3. W związku z powyższym G. przypomniał, że nie ma co się dziwić, "skoro wychowała się na smażeniu choinki", co przypomniało mi uzasadnienie O., dlaczego warto wyjeżdżać z domu na święta: "nie trzeba prawie nic robić, smażyć choinki i tak dalej".
4. Dalej przepoczwarzam przestwory i zabrałam się za dynię, przy czym zostawiłam całą na zupę dyniową, ale kuszą mnie konfitury. Miał być jeszcze dżem gruszkowy, ale zjadłam wszystkie gruszki.
5. Przypomniałam sobie, że miałam napisać, co się stało przy gotowaniu jarzębiny w syropie - niezawionione śmierci były czterema biedronkami, które dopiero po dziesięciu minutach gotowania raczyły wypłynąć na powierzchnię, a nie zauważyłam ich wcześniej mimo przebierania kulek.
6. Ponieważ w sklepie blisko pracy odkryłam szeroki wybór tanich żelek, właśnie kończę paczkę 300g różowych i jest mi lekko niedobrze.

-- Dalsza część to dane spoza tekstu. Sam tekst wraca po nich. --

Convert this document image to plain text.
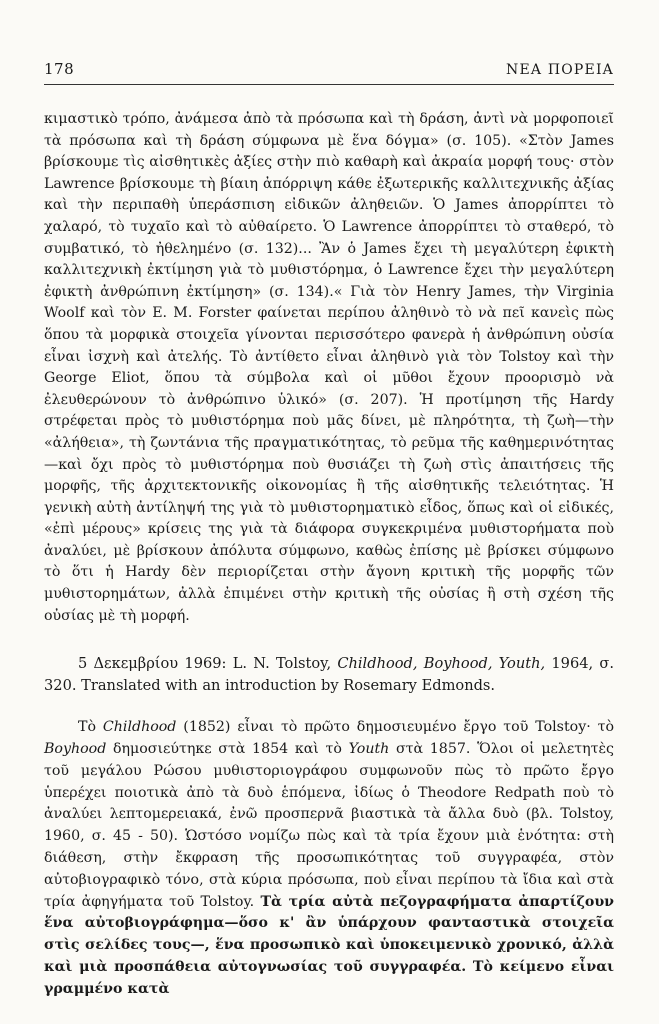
178	ΝΕΑ ΠΟΡΕΙΑ

κιμαστικὸ τρόπο, ἀνάμεσα ἀπὸ τὰ πρόσωπα καὶ τὴ δράση, ἀντὶ νὰ μορφοποιεῖ τὰ πρόσωπα καὶ τὴ δράση σύμφωνα μὲ ἕνα δόγμα» (σ. 105). «Στὸν James βρίσκουμε τὶς αἰσθητικὲς ἀξίες στὴν πιὸ καθαρὴ καὶ ἀκραία μορφή τους· στὸν Lawrence βρίσκουμε τὴ βίαιη ἀπόρριψη κάθε ἐξωτερικῆς καλλιτεχνικῆς ἀξίας καὶ τὴν περιπαθὴ ὑπεράσπιση εἰδικῶν ἀληθειῶν. Ὁ James ἀπορρίπτει τὸ χαλαρό, τὸ τυχαῖο καὶ τὸ αὐθαίρετο. Ὁ Lawrence ἀπορρίπτει τὸ σταθερό, τὸ συμβατικό, τὸ ἠθελημένο (σ. 132)... Ἂν ὁ James ἔχει τὴ μεγαλύτερη ἐφικτὴ καλλιτεχνικὴ ἐκτίμηση γιὰ τὸ μυθιστόρημα, ὁ Lawrence ἔχει τὴν μεγαλύτερη ἐφικτὴ ἀνθρώπινη ἐκτίμηση» (σ. 134).« Γιὰ τὸν Henry James, τὴν Virginia Woolf καὶ τὸν E. M. Forster φαίνεται περίπου ἀληθινὸ τὸ νὰ πεῖ κανεὶς πὼς ὅπου τὰ μορφικὰ στοιχεῖα γίνονται περισσότερο φανερὰ ἡ ἀνθρώπινη οὐσία εἶναι ἰσχνὴ καὶ ἀτελής. Τὸ ἀντίθετο εἶναι ἀληθινὸ γιὰ τὸν Tolstoy καὶ τὴν George Eliot, ὅπου τὰ σύμβολα καὶ οἱ μῦθοι ἔχουν προορισμὸ νὰ ἐλευθερώνουν τὸ ἀνθρώπινο ὑλικό» (σ. 207). Ἡ προτίμηση τῆς Hardy στρέφεται πρὸς τὸ μυθιστόρημα ποὺ μᾶς δίνει, μὲ πληρότητα, τὴ ζωὴ—τὴν «ἀλήθεια», τὴ ζωντάνια τῆς πραγματικότητας, τὸ ρεῦμα τῆς καθημερινότητας—καὶ ὄχι πρὸς τὸ μυθιστόρημα ποὺ θυσιάζει τὴ ζωὴ στὶς ἀπαιτήσεις τῆς μορφῆς, τῆς ἀρχιτεκτονικῆς οἰκονομίας ἢ τῆς αἰσθητικῆς τελειότητας. Ἡ γενικὴ αὐτὴ ἀντίληψή της γιὰ τὸ μυθιστορηματικὸ εἶδος, ὅπως καὶ οἱ εἰδικές, «ἐπὶ μέρους» κρίσεις της γιὰ τὰ διάφορα συγκεκριμένα μυθιστορήματα ποὺ ἀναλύει, μὲ βρίσκουν ἀπόλυτα σύμφωνο, καθὼς ἐπίσης μὲ βρίσκει σύμφωνο τὸ ὅτι ἡ Hardy δὲν περιορίζεται στὴν ἄγονη κριτικὴ τῆς μορφῆς τῶν μυθιστορημάτων, ἀλλὰ ἐπιμένει στὴν κριτικὴ τῆς οὐσίας ἢ στὴ σχέση τῆς οὐσίας μὲ τὴ μορφή.

5 Δεκεμβρίου 1969: L. N. Tolstoy, Childhood, Boyhood, Youth, 1964, σ. 320. Translated with an introduction by Rosemary Edmonds.
Τὸ Childhood (1852) εἶναι τὸ πρῶτο δημοσιευμένο ἔργο τοῦ Tolstoy· τὸ Boyhood δημοσιεύτηκε στὰ 1854 καὶ τὸ Youth στὰ 1857. Ὅλοι οἱ μελετητὲς τοῦ μεγάλου Ρώσου μυθιστοριογράφου συμφωνοῦν πὼς τὸ πρῶτο ἔργο ὑπερέχει ποιοτικὰ ἀπὸ τὰ δυὸ ἑπόμενα, ἰδίως ὁ Theodore Redpath ποὺ τὸ ἀναλύει λεπτομερειακά, ἐνῶ προσπερνᾶ βιαστικὰ τὰ ἄλλα δυὸ (βλ. Tolstoy, 1960, σ. 45 - 50). Ὡστόσο νομίζω πὼς καὶ τὰ τρία ἔχουν μιὰ ἑνότητα: στὴ διάθεση, στὴν ἔκφραση τῆς προσωπικότητας τοῦ συγγραφέα, στὸν αὐτοβιογραφικὸ τόνο, στὰ κύρια πρόσωπα, ποὺ εἶναι περίπου τὰ ἴδια καὶ στὰ τρία ἀφηγήματα τοῦ Tolstoy. Τὰ τρία αὐτὰ πεζογραφήματα ἀπαρτίζουν ἕνα αὐτοβιογράφημα—ὅσο κ' ἂν ὑπάρχουν φανταστικὰ στοιχεῖα στὶς σελίδες τους—, ἕνα προσωπικὸ καὶ ὑποκειμενικὸ χρονικό, ἀλλὰ καὶ μιὰ προσπάθεια αὐτογνωσίας τοῦ συγγραφέα. Τὸ κείμενο εἶναι γραμμένο κατὰ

Doświadczenie nauczyło mnie jednak, że wystarczy napić się gorzkiej herbaty i można jeść dalej.
7. Sadzę właśnie pestki małych papryczek i liczę na drzewko papryczane. Poza tym nasiona tytoniu czekają na lepsze czasy bądź lepszą świetlówkę. Przypomina mi się poletko tytoniowe Tatusia Muminka.
ach, właśnie wyczytałam, że cebulki tulipanów są trujące.
OdpowiedzUsuńHelen otarła się o śmierć, Ty pewnie też, bo znając szycie byś podżerała obiad jutrzejszy.
OdpowiedzUsuńoczywiście. zawsze staram się niepostrzeżenie podżerać jej obiady. (mam nadzieję, że zapomniała, że mam bloga i tego nie przeczyta)
OdpowiedzUsuńZrobiłam w środę wyśmienitą zupę z dyni! Też zrób! Zrób zrób :)
OdpowiedzUsuńAd. żelek:"...blisko (JAKIEJ?) pracy..."?